Tennis progress is a team effort. This page explains how learning works, what your child needs from you, and how we keep coach feedback clear and consistent.

The fastest improvement happens when everyone has a clear role:

Coach Teaches technique, creates the plan, sets the training environment, and gives feedback.
Player Shows effort, listens, tries, asks questions, and practices habits learned in training.
Parent Provides support, routine, and encouragement. Helps the player stay consistent and positive.
Big idea: Coaches coach, players play, parents support. When parents “coach from the sideline,” kids get confused and progress slows.
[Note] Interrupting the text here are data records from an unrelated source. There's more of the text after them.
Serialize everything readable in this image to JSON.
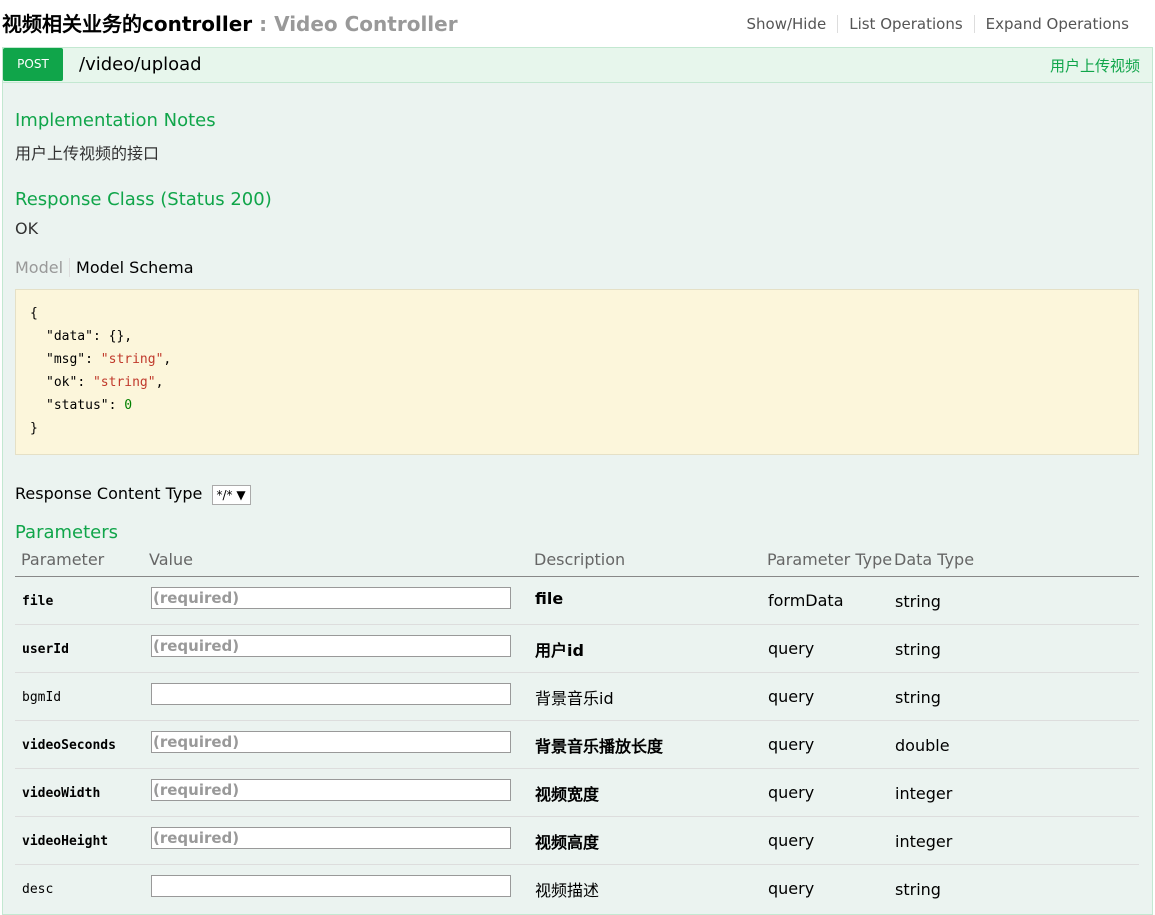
{
  "header": {
    "title": "视频相关业务的controller",
    "subtitle": " : Video Controller",
    "links": [
      "Show/Hide",
      "List Operations",
      "Expand Operations"
    ]
  },
  "operation": {
    "method": "POST",
    "path": "/video/upload",
    "summary": "用户上传视频",
    "impl_heading": "Implementation Notes",
    "impl_text": "用户上传视频的接口",
    "response_heading": "Response Class (Status 200)",
    "response_text": "OK",
    "model_tab": "Model",
    "schema_tab": "Model Schema",
    "schema": {
      "open": "{",
      "close": "}",
      "fields": [
        {
          "key": "\"data\"",
          "value": "{}",
          "kind": "obj",
          "comma": ","
        },
        {
          "key": "\"msg\"",
          "value": "\"string\"",
          "kind": "str",
          "comma": ","
        },
        {
          "key": "\"ok\"",
          "value": "\"string\"",
          "kind": "str",
          "comma": ","
        },
        {
          "key": "\"status\"",
          "value": "0",
          "kind": "num",
          "comma": ""
        }
      ]
    },
    "content_type_label": "Response Content Type",
    "content_type_value": "*/*",
    "params_heading": "Parameters",
    "columns": [
      "Parameter",
      "Value",
      "Description",
      "Parameter Type",
      "Data Type"
    ],
    "params": [
      {
        "name": "file",
        "required": true,
        "value": "",
        "placeholder": "(required)",
        "description": "file",
        "param_type": "formData",
        "data_type": "string"
      },
      {
        "name": "userId",
        "required": true,
        "value": "",
        "placeholder": "(required)",
        "description": "用户id",
        "param_type": "query",
        "data_type": "string"
      },
      {
        "name": "bgmId",
        "required": false,
        "value": "",
        "placeholder": "",
        "description": "背景音乐id",
        "param_type": "query",
        "data_type": "string"
      },
      {
        "name": "videoSeconds",
        "required": true,
        "value": "",
        "placeholder": "(required)",
        "description": "背景音乐播放长度",
        "param_type": "query",
        "data_type": "double"
      },
      {
        "name": "videoWidth",
        "required": true,
        "value": "",
        "placeholder": "(required)",
        "description": "视频宽度",
        "param_type": "query",
        "data_type": "integer"
      },
      {
        "name": "videoHeight",
        "required": true,
        "value": "",
        "placeholder": "(required)",
        "description": "视频高度",
        "param_type": "query",
        "data_type": "integer"
      },
      {
        "name": "desc",
        "required": false,
        "value": "",
        "placeholder": "",
        "description": "视频描述",
        "param_type": "query",
        "data_type": "string"
      }
    ]
  }
}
Learning tennis is like building a house: you don’t see the foundation, but it matters most. Skill growth usually goes:

  • New skill introduced: looks awkward at first.
  • Lots of misses: normal. This is the brain wiring.
  • Consistency appears: rallies get longer.
  • Speed + decision-making: the “game” starts to show up.
Parent superpower: praise effort, attitude, and trying the “new thing,” not just winning.

Do:

  • Cheer effort: “Great hustle,” “Nice focus,” “Love the attitude.”
  • Let coaches coach (even if it looks messy at first).
  • Keep it positive after practice: “What did you learn today?”

Don’t:

  • Give swing tips during or right after sessions.
  • Compare your child to other players.
  • Use “score talk” as the only measure of progress.
Sideline rule: If it would distract a player during a test at school, it probably distracts on court too.

Coaches give feedback in a way that supports confidence and growth. If you have questions, we’re happy to help.

  • Best time: before practice starts or after it ends (not during).
  • Best format: one clear question at a time.
  • Best focus: habits and progression, not just match results.
Helpful question: “What’s one thing we should reinforce at home this week?”

We match kids to the right ball and pace because it accelerates learning. Slower balls help players rally sooner and develop real technique.

  • Red / Orange / Green: building rally skills and control at the right speed.
  • Yellow: full ball, full court, full game.
Moving up: Players progress when they show consistent skills, not just because of age.

If something feels off (placement, confidence, motivation, behavior), we want to know. Here’s the fastest way to fix it:

  • Step 1: Share what you’re seeing (1–2 sentences).
  • Step 2: Ask for the next best action: “What should we focus on this week?”
  • Step 3: Give it 2–3 sessions to measure improvement.
We’re on the same team: the goal is confidence, skill, and love for the game.